One-Bowl Vegan Cowboy Cookies
Total 29 min
Prep 15 min
- ⅔ cup (149 g) unsalted margarine
- ⅔ cup (147 g) brown sugar
- ½ cup (112 g) granulated sugar
- ⅓ cup (80 mL) unsweetened applesauce
- 1 Tbsp (7 g) ground flaxseeds
- 2 tsp (5 g) ground cinnamon
- 1 tsp (5 mL) pure vanilla extract
- 1 tsp (3 g) baking powder
- 1 tsp (5 g) baking soda
- ½ tsp salt
- 2 cups (276 g) all-purpose flour
- 2 cups (204 g) rolled oats
- 1⅓ cups (100 g) unsweetened shredded coconut
- 1 cup (99 g) raw pecans, chopped
- ¾ cup (126 g) dairy-free dark chocolate chips
- coarse sea salt
- Preheat oven to 350°F (180°C) and line a baking tray with parchment paper.
- Add the margarine, brown sugar, and granulated sugar to a large bowl. Whip with an electric hand mixer or cream using a fork.
- Add the applesauce, flaxseeds, cinnamon, vanilla, baking powder, baking soda, and salt. Whip again, until everything is well combined.
- Add the flour, oats, and shredded coconut. Gently fold these into the dough with a spoon until partially combined.
- Fold in the pecans and chocolate chips. Stir again until just combined, but try not to over-mix.
- Scoop up a ¼ cup of the dough and roll it into a ball. Then flatten to create a cookie that’s about 1½ cm thick*.
- Place the cookies on the prepared baking tray, leaving about 3 cm space between each cookie. If desired, press some chocolate chips or chopped pecans onto the top of each cookie before baking.

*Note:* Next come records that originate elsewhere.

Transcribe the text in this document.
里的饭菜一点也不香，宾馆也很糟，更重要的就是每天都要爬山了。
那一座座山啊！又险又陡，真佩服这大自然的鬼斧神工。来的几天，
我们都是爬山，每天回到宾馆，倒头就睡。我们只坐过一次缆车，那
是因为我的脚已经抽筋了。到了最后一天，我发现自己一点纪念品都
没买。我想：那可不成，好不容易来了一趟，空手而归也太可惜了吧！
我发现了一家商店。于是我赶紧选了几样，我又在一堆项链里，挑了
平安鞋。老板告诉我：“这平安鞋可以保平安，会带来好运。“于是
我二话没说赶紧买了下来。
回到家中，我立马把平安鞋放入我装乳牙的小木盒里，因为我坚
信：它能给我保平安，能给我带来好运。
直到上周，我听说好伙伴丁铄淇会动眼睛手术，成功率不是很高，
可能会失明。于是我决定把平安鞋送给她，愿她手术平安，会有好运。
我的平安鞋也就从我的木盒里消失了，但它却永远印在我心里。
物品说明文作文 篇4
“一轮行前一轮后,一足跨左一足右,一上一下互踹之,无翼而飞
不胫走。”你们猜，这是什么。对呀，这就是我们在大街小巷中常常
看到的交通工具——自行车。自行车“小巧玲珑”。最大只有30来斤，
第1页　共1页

- Bake in the centre rack of the oven for 12 – 14 minutes, or until lightly golden. Let the cookies rest for a few minutes on the baking tray before transferring them to a wire rack to cool completely. Enjoy!
- * These cookies don’t spread when cooking, so they need to be press down into the desired shape.
- Store the cookies in an airtight container on the counter for up to 3 days.
- The cookies can also be stored in the freezer for up to 2 months.